I have read many blogs but was not satisfied with the answers, Suppose I train tf-idf model on few documents example:
" John like horror movie."
" Ryan watches dramatic movies"
------------so on ----------
I use this function:
from sklearn.feature_extraction.text import TfidfTransformer
count_vect = CountVectorizer()
X_train_counts = count_vect.fit_transform(twenty_train.data)
X_train_tfidf = tfidf_transformer.fit_transform(X_train_counts)

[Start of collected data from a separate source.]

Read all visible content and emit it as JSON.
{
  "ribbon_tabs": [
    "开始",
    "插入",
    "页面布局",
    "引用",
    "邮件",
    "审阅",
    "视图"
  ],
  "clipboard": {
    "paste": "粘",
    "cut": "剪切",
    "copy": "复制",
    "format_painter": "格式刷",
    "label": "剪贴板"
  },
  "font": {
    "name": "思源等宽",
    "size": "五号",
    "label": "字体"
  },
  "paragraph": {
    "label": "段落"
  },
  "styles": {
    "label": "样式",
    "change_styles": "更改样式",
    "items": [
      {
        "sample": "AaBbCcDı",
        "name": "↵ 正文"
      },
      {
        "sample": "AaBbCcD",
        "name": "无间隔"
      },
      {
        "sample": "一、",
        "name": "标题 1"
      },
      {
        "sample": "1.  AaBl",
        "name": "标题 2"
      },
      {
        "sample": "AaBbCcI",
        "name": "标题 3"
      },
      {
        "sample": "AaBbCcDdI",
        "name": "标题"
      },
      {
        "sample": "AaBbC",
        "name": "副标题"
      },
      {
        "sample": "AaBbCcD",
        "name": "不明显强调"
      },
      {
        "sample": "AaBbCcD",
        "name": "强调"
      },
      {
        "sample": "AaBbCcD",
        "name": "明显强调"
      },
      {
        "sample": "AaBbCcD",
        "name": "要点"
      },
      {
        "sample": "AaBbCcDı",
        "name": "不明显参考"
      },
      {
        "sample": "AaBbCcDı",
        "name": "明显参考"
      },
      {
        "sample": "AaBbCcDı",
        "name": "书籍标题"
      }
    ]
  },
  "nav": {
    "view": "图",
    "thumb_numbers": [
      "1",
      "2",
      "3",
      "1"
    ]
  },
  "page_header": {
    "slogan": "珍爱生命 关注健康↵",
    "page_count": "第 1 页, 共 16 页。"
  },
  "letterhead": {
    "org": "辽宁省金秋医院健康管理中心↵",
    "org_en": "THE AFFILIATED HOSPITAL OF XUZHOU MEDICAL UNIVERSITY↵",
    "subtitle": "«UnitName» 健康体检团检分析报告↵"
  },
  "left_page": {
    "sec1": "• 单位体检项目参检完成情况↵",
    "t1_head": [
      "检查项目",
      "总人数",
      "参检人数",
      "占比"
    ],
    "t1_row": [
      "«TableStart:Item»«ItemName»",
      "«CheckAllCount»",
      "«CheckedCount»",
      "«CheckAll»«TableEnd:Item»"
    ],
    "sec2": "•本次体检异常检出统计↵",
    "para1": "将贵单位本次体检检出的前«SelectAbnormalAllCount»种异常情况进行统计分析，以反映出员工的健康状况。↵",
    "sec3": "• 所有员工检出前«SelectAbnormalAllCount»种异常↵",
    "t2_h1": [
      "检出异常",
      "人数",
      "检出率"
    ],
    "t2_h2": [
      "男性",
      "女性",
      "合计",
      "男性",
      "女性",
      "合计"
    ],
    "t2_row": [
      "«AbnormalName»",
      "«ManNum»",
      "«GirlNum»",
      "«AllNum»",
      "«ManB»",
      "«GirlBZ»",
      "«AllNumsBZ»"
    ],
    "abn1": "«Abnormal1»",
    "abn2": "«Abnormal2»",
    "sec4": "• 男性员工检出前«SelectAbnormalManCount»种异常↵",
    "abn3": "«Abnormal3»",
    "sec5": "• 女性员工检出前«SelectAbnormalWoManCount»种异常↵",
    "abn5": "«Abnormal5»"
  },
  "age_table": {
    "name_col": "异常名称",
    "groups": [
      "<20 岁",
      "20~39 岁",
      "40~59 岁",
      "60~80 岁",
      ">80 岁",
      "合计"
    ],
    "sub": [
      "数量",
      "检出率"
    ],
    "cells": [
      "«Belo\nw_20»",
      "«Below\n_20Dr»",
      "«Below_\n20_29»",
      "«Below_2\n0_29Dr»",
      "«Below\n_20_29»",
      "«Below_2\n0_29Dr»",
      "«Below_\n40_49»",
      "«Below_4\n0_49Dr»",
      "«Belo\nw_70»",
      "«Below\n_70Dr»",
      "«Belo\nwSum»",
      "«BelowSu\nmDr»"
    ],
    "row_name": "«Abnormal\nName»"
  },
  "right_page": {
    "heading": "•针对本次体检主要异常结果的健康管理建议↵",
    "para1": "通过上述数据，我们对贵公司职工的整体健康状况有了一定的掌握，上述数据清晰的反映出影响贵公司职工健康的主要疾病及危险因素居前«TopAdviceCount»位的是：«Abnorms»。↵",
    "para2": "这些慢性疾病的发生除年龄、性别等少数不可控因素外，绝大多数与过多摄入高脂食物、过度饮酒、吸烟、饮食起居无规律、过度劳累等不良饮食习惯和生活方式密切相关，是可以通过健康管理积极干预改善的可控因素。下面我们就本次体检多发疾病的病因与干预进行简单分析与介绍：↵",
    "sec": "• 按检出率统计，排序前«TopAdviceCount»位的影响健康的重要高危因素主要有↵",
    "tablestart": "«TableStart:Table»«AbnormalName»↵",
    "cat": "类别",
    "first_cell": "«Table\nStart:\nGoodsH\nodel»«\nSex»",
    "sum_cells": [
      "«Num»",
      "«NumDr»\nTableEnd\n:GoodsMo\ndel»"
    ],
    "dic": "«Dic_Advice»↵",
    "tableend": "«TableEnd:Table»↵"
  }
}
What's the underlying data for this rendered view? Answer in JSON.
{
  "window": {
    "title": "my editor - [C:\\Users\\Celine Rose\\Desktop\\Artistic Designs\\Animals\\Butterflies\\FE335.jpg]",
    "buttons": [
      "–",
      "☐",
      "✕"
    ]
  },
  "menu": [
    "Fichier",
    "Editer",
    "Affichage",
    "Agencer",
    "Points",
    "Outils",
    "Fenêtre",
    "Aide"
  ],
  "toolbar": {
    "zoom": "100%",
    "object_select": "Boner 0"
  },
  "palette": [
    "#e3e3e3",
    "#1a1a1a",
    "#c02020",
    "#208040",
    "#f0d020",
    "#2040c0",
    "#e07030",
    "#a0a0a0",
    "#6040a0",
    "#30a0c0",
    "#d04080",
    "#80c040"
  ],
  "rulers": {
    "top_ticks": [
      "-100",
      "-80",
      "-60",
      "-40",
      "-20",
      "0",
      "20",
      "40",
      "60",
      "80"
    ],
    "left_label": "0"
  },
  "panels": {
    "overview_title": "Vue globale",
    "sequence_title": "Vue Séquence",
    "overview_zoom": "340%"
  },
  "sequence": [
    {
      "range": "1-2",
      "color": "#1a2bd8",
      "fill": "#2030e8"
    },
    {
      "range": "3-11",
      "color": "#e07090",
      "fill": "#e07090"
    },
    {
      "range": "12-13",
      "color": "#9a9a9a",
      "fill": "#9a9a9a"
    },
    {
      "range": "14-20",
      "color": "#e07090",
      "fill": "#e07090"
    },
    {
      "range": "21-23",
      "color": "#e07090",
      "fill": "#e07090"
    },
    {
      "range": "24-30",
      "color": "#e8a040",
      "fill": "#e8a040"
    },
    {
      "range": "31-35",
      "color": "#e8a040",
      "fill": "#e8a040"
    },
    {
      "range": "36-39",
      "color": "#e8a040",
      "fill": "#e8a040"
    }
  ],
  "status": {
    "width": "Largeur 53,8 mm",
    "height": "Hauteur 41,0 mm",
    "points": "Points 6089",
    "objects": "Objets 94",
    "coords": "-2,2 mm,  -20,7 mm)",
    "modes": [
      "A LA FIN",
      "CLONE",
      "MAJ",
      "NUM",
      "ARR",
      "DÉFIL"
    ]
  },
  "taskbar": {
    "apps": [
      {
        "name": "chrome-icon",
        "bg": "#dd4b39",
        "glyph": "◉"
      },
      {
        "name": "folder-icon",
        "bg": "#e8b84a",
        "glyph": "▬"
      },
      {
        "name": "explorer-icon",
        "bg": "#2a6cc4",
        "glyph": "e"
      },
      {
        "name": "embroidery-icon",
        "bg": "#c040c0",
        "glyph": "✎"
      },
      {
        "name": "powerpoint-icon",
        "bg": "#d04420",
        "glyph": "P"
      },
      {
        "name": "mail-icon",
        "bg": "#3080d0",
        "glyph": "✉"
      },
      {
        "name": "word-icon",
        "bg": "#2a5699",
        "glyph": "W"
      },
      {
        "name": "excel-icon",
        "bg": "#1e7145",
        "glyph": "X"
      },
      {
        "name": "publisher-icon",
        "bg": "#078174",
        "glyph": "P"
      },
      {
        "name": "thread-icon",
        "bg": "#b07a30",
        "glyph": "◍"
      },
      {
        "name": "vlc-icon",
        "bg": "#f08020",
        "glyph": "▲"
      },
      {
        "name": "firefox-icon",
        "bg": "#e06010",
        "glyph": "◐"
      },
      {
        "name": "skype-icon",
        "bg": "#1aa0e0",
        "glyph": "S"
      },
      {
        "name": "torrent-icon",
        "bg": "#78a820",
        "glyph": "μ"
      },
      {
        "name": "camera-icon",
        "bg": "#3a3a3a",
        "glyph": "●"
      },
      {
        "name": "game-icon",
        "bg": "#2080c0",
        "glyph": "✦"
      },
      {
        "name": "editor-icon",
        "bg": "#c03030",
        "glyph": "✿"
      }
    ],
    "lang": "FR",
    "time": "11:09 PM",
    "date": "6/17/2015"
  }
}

print((X_train_counts.todense()))
# Gives count of words in each document
But it doesn't tell which word? How to get words as headers in X_train_counts
outputs. Similarly in X_train_tfidf ?
So X_train_tfidf output will be matrix with tf-idf score:
Horror watch movie drama
doc1 score1 -- -----------
doc2 ------------------------
Is this correct?
What does fit
does and what does transformation
does?
In sklearn it is mentioned that:
fit(..) method to fit our estimator to the data and secondly the transform(..) method to transform our count-matrix to a tf-idf representation.
What does estimator to the data
means?
Now suppose new test document comes:
" Ron likes thriller movies"
How to convert this document to tf-idf? We can't convert it to tf-idf right?
How to handle word thriller
which is not there in train document.